Portal da Propaganda www.portaldapropaganda.comDesde que a internet existe como mídia há um grupo de profissionais que se dedica exclusivamente a encontrar mais e melhores formas de medir e quantificar o seu desempenho. Ao longo dos anos, esta tarefa gerou uma indústria inteira chamada adserving. De uma forma geral, adserving é dividido em dois grupos: adserving for publishers e adserving for advertisers.
Adserving for publishers é a tecnologia que permite a um veículo de internet comercializar o seu espaço publicitário (e realizar todo o controle de entrega da campanha, relatórios, controle de inventário etc.). Já adserving for advertisers consiste na veiculação de campanhas publicitárias on-line através de um sistema único, posicionado do lado do anunciante, que permite coletar informações importantes sobre a campanha.
Engana-se quem pensa que as tecnologias são excludentes: na verdade são complementares. Por exemplo: enquanto o adserver do veículo (publishers) controla a entrega, o adserver do anunciante (advertisers) pode coletar a informação de cobertura da campanha entre os diversos veículos participantes da campanha.
Cobertura, aliás, é o primeiro dos três Cs do adserving. Como encontrar o target da campanha e ter a certeza de que, na qualidade de "alvo", ele foi devidamente atingido é uma das preocupações primárias de uma campanha. É padrão para a maioria dos veículos de internet hoje oferecer um relatório que contém a quantidade de usuários únicos (ou, para ser mais prudente, browsers únicos) impactados por uma campanha. No entanto, é incorreto assumir a situação de que em uma campanha com mais de um veículo a cobertura total equivale à soma dos usuários únicos impactados em cada um dos veículos.
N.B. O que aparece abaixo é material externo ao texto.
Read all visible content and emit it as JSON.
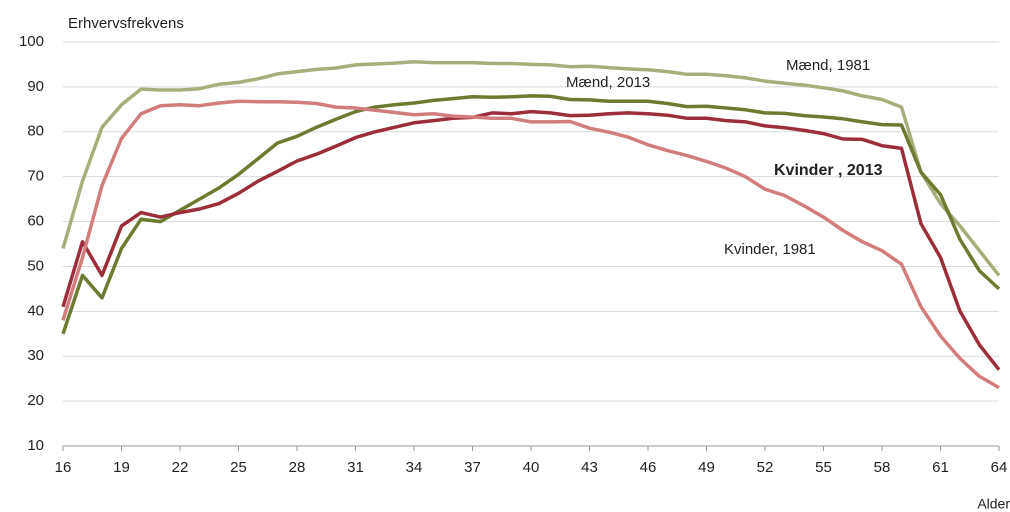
{
  "chart_data": {
    "type": "line",
    "y_label": "Erhvervsfrekvens",
    "x_label": "Alder",
    "x": [
      16,
      17,
      18,
      19,
      20,
      21,
      22,
      23,
      24,
      25,
      26,
      27,
      28,
      29,
      30,
      31,
      32,
      33,
      34,
      35,
      36,
      37,
      38,
      39,
      40,
      41,
      42,
      43,
      44,
      45,
      46,
      47,
      48,
      49,
      50,
      51,
      52,
      53,
      54,
      55,
      56,
      57,
      58,
      59,
      60,
      61,
      62,
      63,
      64
    ],
    "xlim": [
      16,
      64
    ],
    "xticks": [
      16,
      19,
      22,
      25,
      28,
      31,
      34,
      37,
      40,
      43,
      46,
      49,
      52,
      55,
      58,
      61,
      64
    ],
    "ylim": [
      10,
      100
    ],
    "yticks": [
      10,
      20,
      30,
      40,
      50,
      60,
      70,
      80,
      90,
      100
    ],
    "grid": true,
    "series": [
      {
        "name": "Mænd, 1981",
        "color": "#a9ad7c",
        "values": [
          54,
          69,
          81,
          86,
          89.5,
          89.3,
          89.3,
          89.6,
          90.6,
          91,
          91.8,
          92.9,
          93.4,
          93.9,
          94.2,
          94.9,
          95.1,
          95.3,
          95.6,
          95.4,
          95.4,
          95.4,
          95.2,
          95.2,
          95,
          94.9,
          94.5,
          94.6,
          94.3,
          94,
          93.8,
          93.4,
          92.8,
          92.8,
          92.5,
          92,
          91.3,
          90.8,
          90.4,
          89.8,
          89.1,
          88,
          87.2,
          85.5,
          71,
          64,
          59,
          53.5,
          48
        ]
      },
      {
        "name": "Mænd, 2013",
        "color": "#6b7b2f",
        "values": [
          35,
          48,
          43,
          54,
          60.5,
          60,
          62.5,
          65,
          67.5,
          70.5,
          74,
          77.5,
          79,
          81,
          82.8,
          84.5,
          85.5,
          86,
          86.4,
          87,
          87.4,
          87.8,
          87.7,
          87.8,
          88,
          87.9,
          87.2,
          87.1,
          86.8,
          86.8,
          86.8,
          86.3,
          85.6,
          85.7,
          85.3,
          84.9,
          84.2,
          84.1,
          83.6,
          83.3,
          82.9,
          82.2,
          81.6,
          81.5,
          71,
          66,
          56,
          49,
          45
        ]
      },
      {
        "name": "Kvinder , 2013",
        "color": "#9c2d3b",
        "values": [
          41,
          55.5,
          48,
          59,
          62,
          61,
          62,
          62.8,
          64,
          66.3,
          69,
          71.2,
          73.5,
          75,
          76.8,
          78.7,
          80,
          81,
          82,
          82.5,
          83,
          83.2,
          84.2,
          84,
          84.5,
          84.2,
          83.6,
          83.7,
          84,
          84.2,
          84,
          83.7,
          83,
          83,
          82.5,
          82.2,
          81.3,
          80.9,
          80.3,
          79.6,
          78.4,
          78.3,
          76.9,
          76.3,
          59.5,
          52,
          40,
          32.5,
          27
        ]
      },
      {
        "name": "Kvinder, 1981",
        "color": "#d27d7d",
        "values": [
          38,
          52,
          68,
          78.5,
          84,
          85.8,
          86,
          85.8,
          86.4,
          86.8,
          86.7,
          86.7,
          86.6,
          86.3,
          85.5,
          85.3,
          84.8,
          84.3,
          83.8,
          84,
          83.5,
          83.3,
          83,
          83,
          82.2,
          82.2,
          82.3,
          80.8,
          79.9,
          78.8,
          77.1,
          75.8,
          74.7,
          73.4,
          71.9,
          70,
          67.2,
          65.8,
          63.5,
          61,
          58,
          55.5,
          53.5,
          50.5,
          41,
          34.5,
          29.5,
          25.5,
          23
        ]
      }
    ]
  }
}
Uma das vantagens da internet (e por isso o destaque como um dos três Cs) é o conhecimento preciso da superposição de cobertura entre os veículos participantes de uma campanha; um adserver for advertisers operando do lado do anunciante informa com precisão a quantidade de usuários únicos impactados pela campanha.
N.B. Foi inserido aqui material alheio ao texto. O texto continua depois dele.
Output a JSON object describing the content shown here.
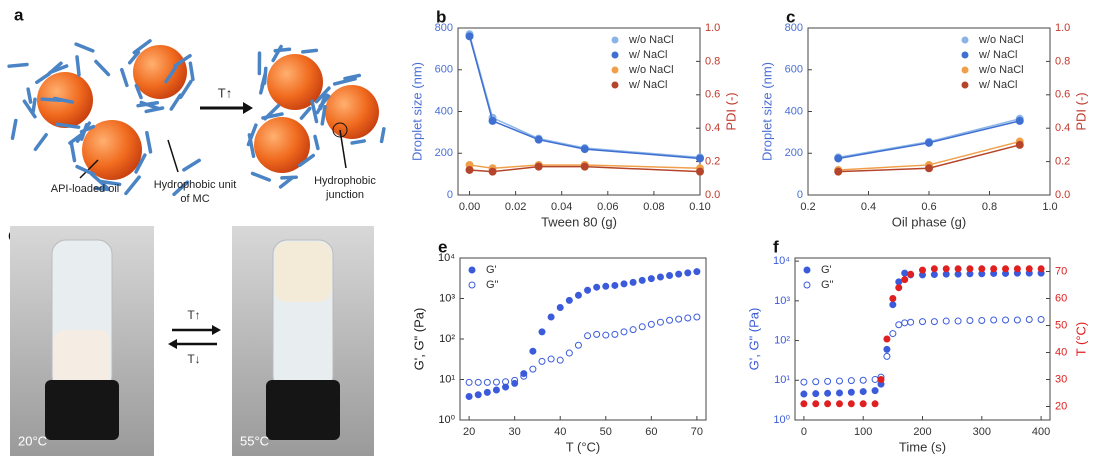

O segundo C é de Controle. Comunicação um-a-um foi uma das primeiras promessas da internet como mídia. Hoje em dia é possível se fazer algo próximo a isso com facilidade, utilizando-se um adserver for advertiser na campanha. O anunciante pode, por exemplo, pré-aprovar com um veículo cinco peças e controlar a ordem de exposição dessas peças ao consumidor da forma como desejar. Ou seja, ele ganha controle total sobre a informação que vai ser passada ao consumidor. Outra possibilidade é a alteração imediata da mensagem publicitária que está sendo veiculada. Isso é particularmente interessante no caso de promoções relacionadas com prazo de duração e/ou quantidade de estoque disponível. O adserver for advertiser garante ao anunciante que, no momento em que ele desejar alterar a sua comunicação, terá o controle integral sobre a mensagem publicitária.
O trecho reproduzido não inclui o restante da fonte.